< Job 27 >

1 En Job ging voort zijn spreuk op te heffen, en zeide:
And Job again took up his parable, and said:
2 Zo waarachtig als God leeft, Die mijn recht weggenomen heeft, en de Almachtige, Die mijner ziel bitterheid heeft aangedaan!
As God liveth, who hath taken away my right; and the Almighty, who hath dealt bitterly with me;
3 Zo lang als mijn adem in mij zal zijn, en het geblaas Gods in mijn neus;
All the while my breath is in me, and the spirit of God is in my nostrils,
4 Indien mijn lippen onrecht zullen spreken, en indien mijn tong bedrog zal uitspreken!
Surely my lips shall not speak unrighteousness, neither shall my tongue utter deceit;
5 Het zij verre van mij, dat ik ulieden rechtvaardigen zou; totdat ik den geest zal gegeven hebben, zal ik mijn oprechtigheid van mij niet wegdoen.
Far be it from me that I should justify you; till I die I will not put away mine integrity from me.
6 Aan mijn gerechtigheid zal ik vasthouden, en zal ze niet laten varen; mijn hart zal die niet versmaden van mijn dagen.
My righteousness I hold fast, and will not let it go; my heart shall not reproach me so long as I live.
7 Mijn vijand zij als de goddeloze, en die zich tegen mij opmaakt, als de verkeerde.
Let mine enemy be as the wicked, and let him that riseth up against me be as the unrighteous.
8 Want wat is de verwachting des huichelaars, als hij zal gierig geweest zijn, wanneer God zijn ziel zal uittrekken?
For what is the hope of the godless, though he get him gain, when God taketh away his soul?

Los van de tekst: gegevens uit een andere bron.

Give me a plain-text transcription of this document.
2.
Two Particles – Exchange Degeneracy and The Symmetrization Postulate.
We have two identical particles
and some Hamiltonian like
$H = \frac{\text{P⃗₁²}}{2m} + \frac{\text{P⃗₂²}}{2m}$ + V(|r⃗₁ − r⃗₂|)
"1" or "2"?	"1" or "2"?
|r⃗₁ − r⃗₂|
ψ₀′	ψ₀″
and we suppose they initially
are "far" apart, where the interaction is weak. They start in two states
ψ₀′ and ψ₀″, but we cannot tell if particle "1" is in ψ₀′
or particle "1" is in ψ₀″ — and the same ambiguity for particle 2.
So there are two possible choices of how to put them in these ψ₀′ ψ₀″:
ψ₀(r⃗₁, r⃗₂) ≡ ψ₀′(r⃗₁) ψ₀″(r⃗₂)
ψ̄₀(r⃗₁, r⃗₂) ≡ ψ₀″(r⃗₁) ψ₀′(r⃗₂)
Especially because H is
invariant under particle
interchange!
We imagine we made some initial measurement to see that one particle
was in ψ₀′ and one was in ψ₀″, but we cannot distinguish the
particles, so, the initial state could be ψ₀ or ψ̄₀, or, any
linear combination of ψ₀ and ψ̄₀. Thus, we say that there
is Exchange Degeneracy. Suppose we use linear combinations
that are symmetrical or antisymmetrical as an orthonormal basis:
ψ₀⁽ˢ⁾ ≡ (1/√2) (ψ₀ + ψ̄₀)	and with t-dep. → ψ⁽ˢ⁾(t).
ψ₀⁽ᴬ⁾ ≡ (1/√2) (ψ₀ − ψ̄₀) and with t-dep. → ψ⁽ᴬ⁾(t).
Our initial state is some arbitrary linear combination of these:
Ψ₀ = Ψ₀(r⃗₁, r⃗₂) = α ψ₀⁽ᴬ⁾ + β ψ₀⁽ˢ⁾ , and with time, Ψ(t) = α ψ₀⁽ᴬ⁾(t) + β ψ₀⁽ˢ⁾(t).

9 Zal God zijn geroep horen, als benauwdheid over hem komt?
Will God hear his cry, when trouble cometh upon him?
10 Zal hij zich verlustigen in den Almachtige? Zal hij God aanroepen te aller tijd?
Will he have his delight in the Almighty, and call upon God at all times?
11 Ik zal ulieden leren van de hand Gods; wat bij den Almachtige is, zal ik niet verhelen.
I will teach you concerning the hand of God; that which is with the Almighty will I not conceal.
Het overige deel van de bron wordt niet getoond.